Think of a JWT like a sealed envelope with a tamper-proof sticker. Anyone can read it, but if someone tries to change the contents, the seal breaks and you know it's been tampered with.

Types and Use Cases

Types of JWTs in CIAM:

  • ID Token (OpenID Connect): Contains user identity claims (sub, email, name). Audience is the client application.
  • Access Token (OAuth 2.0): Grants access to protected resources (APIs). May be opaque or JWT format.
  • Refresh Token: Long-lived token used to obtain new access tokens without re-authentication.
  • Custom JWTs: Internal service authentication, API gateway tokens, microservices auth.

CIAM Use Cases:

  • Single Sign-On (SSO): OIDC ID token proves user identity across applications
  • API Security: OAuth access token (JWT) grants scoped access to user resources
  • Microservices: Service-to-service auth using JWTs with private key signing (RS256)
  • Mobile Apps: Store JWT in secure storage (Keychain/Keystore), not localStorage (XSS risk)
  • B2B Federation: Trust JWTs signed by partner IdPs (Azure AD, Okta) via JWKS endpoint

How it Works

1
User authenticates with LoginRadius (or social provider via OIDC)
2
LoginRadius validates credentials and generates JWT (ID token + access token)
3
JWT is signed with private key (RS256) or secret (HS256), includes claims (iss, sub, exp, aud)
4
Client receives JWT and includes it in Authorization header: `Bearer <jwt>`
5
API/resource server validates JWT signature, checks expiration, verifies claims, and grants access
terminal
// JWT Structure (decoded)
{
  "header": {
    "alg": "RS256",
    "typ": "JWT"
  },
  "payload": {
    "iss": "https://loginradius.com",
    "sub": "usr_8f3a2b1c9d",
    "aud": "client_12345",
    "exp": 1778058040,
    "iat": 1778054440,
    "email": "user@example.com",
    "name": "John Doe"
  },
  "signature": "HMACSHA256(base64UrlEncode(header) + '.' + base64UrlEncode(payload), secret)"
}
  
// Usage in API request
GET /api/user/profile
Authorization: Bearer eyJhbGciOiJSUzI1N...
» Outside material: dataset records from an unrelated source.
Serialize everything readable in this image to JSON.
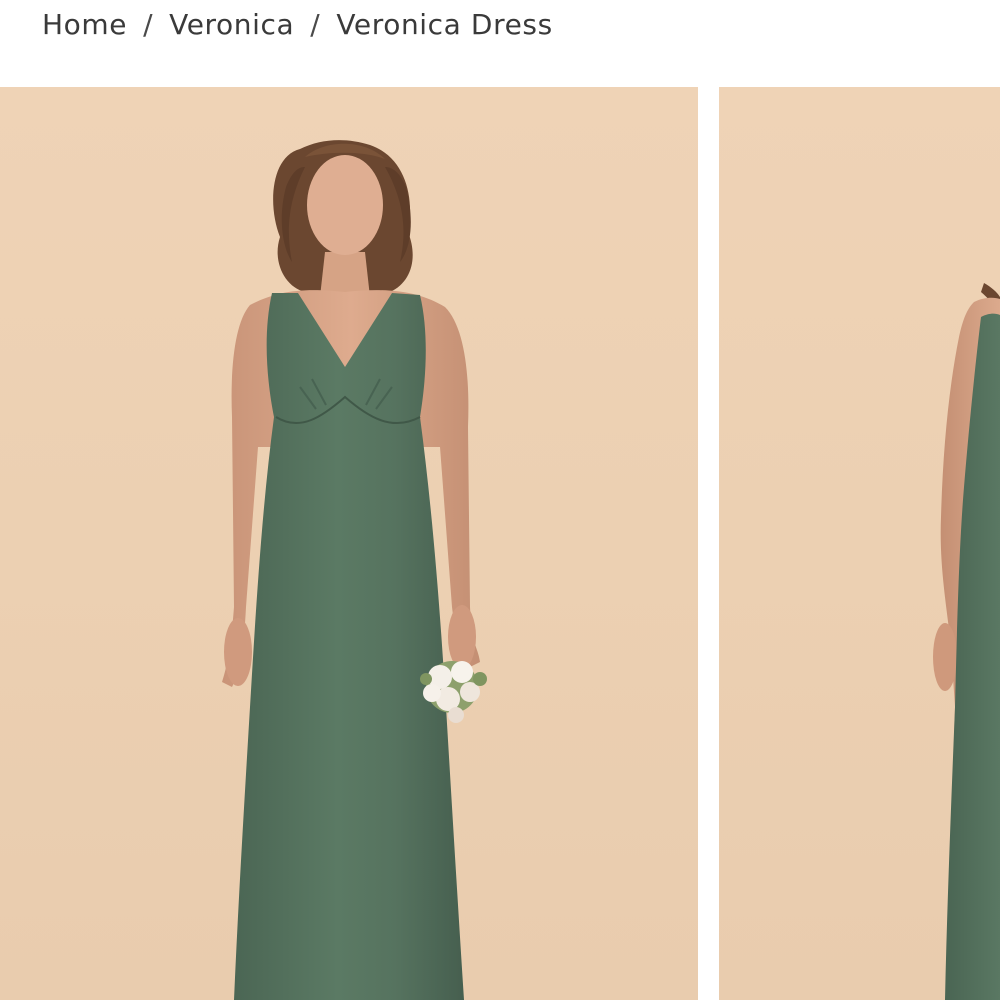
{
  "breadcrumb": {
    "items": [
      {
        "label": "Home"
      },
      {
        "label": "Veronica"
      },
      {
        "label": "Veronica Dress"
      }
    ],
    "separator": "/"
  },
  "gallery": {
    "images": [
      {
        "subject": "model wearing green satin v-neck maxi dress holding white bouquet, front view"
      },
      {
        "subject": "model wearing green satin maxi dress, side view"
      }
    ]
  },
  "colors": {
    "background": "#efd3b6",
    "dress": "#56735f",
    "text": "#3a3a3a"
  }
}
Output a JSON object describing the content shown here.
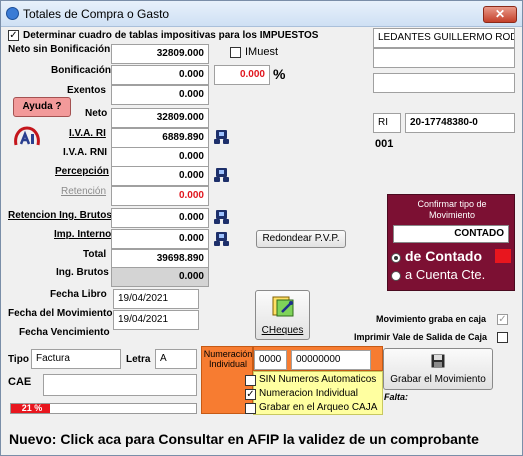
{
  "window": {
    "title": "Totales de Compra o Gasto",
    "close_glyph": "✕"
  },
  "header": {
    "determinar_label": "Determinar cuadro de tablas impositivas para los IMPUESTOS",
    "determinar_checked": "✓"
  },
  "form": {
    "neto_sin_bonif": {
      "label": "Neto sin Bonificación",
      "value": "32809.000"
    },
    "imuest": {
      "label": "IMuest",
      "value": "0.000",
      "pct": "%"
    },
    "bonificacion": {
      "label": "Bonificación",
      "value": "0.000"
    },
    "exentos": {
      "label": "Exentos",
      "value": "0.000"
    },
    "ayuda_label": "Ayuda ?",
    "neto": {
      "label": "Neto",
      "value": "32809.000"
    },
    "iva_ri": {
      "label": "I.V.A. RI",
      "value": "6889.890"
    },
    "iva_rni": {
      "label": "I.V.A. RNI",
      "value": "0.000"
    },
    "percepcion": {
      "label": "Percepción",
      "value": "0.000"
    },
    "retencion": {
      "label": "Retención",
      "value": "0.000"
    },
    "ret_ing_brutos": {
      "label": "Retencion Ing. Brutos",
      "value": "0.000"
    },
    "imp_interno": {
      "label": "Imp. Interno",
      "value": "0.000"
    },
    "total": {
      "label": "Total",
      "value": "39698.890"
    },
    "ing_brutos": {
      "label": "Ing. Brutos",
      "value": "0.000"
    },
    "redondear_label": "Redondear P.V.P.",
    "fecha_libro": {
      "label": "Fecha Libro",
      "value": "19/04/2021"
    },
    "fecha_movimiento": {
      "label": "Fecha del Movimiento",
      "value": "19/04/2021"
    },
    "fecha_vencimiento": {
      "label": "Fecha Vencimiento",
      "value": ""
    },
    "cheques_label": "CHeques"
  },
  "proveedor": {
    "nombre": "LEDANTES GUILLERMO RODC",
    "line2": "",
    "line3": "",
    "cond_iva": "RI",
    "cuit": "20-17748380-0",
    "codigo": "001"
  },
  "confirmar": {
    "caption": "Confirmar tipo de Movimiento",
    "value": "CONTADO",
    "opt_contado": "de Contado",
    "opt_cuenta": "a Cuenta Cte."
  },
  "caja": {
    "mov_graba": "Movimiento graba en caja",
    "imprimir_vale": "Imprimir Vale de Salida de Caja"
  },
  "comprobante": {
    "tipo_label": "Tipo",
    "tipo_value": "Factura",
    "letra_label": "Letra",
    "letra_value": "A",
    "numeracion_label": "Numeración Individual",
    "pv_value": "0000",
    "nro_value": "00000000",
    "sin_numeros": "SIN Numeros Automaticos",
    "numeracion_individual": "Numeracion Individual",
    "numeracion_checked": "✓",
    "grabar_arqueo": "Grabar en el Arqueo CAJA",
    "cae_label": "CAE",
    "cae_value": ""
  },
  "grabar": {
    "label": "Grabar el Movimiento",
    "falta_label": "Falta:"
  },
  "progress": {
    "percent": 21,
    "text": "21 %"
  },
  "footer": {
    "message": "Nuevo: Click aca para Consultar en AFIP la validez de un comprobante"
  },
  "colors": {
    "accent_red": "#e8161e",
    "panel_maroon": "#7c1033",
    "numeracion_orange": "#f77c31",
    "options_yellow": "#ffffa0"
  }
}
JSON Web Token (JWT) vs Opaque Tokens

JSON Web Token (JWT)
Opaque Tokens

JWT is self-contained (all claims inside)

Opaque tokens are reference tokens (need introspection/lookup)

JWT can be validated without database lookup (stateless)

Opaque requires introspection endpoint call (stateful)

JWT can be inspected by client (debugging, has the user info)

Opaque hides all claims from client (more secure from XSS)

JWT has size limit (grows with claims)

Opaque is just a random string (short, efficient)

JWT is better for stateless APIs and microservices

Opaque is better for revocation (delete from DB immediately)

Best Practices for JSON Web Token (JWT)

CIAM JWT Security Best Practices:

  • Always validate signature, expiration, issuer, and audience on the server - never trust client-side validation
  • Use RS256 (asymmetric) over HS256 (symmetric) for multi-service environments - allows public key verification without sharing secrets
  • Don't store sensitive data in JWT payload - it's Base64 encoded (not encrypted), anyone can decode it
  • Set short expiration times (5-15 minutes for access tokens); use refresh tokens for long-lived sessions
  • Use HTTPS only - JWTs in Authorization header can be intercepted on HTTP; always use TLS in transit
  • Implement token revocation - JWTs can't be revoked by default (stateless); use blocklist/denylist for compromised tokens

How LoginRadius Powers JSON Web Token (JWT)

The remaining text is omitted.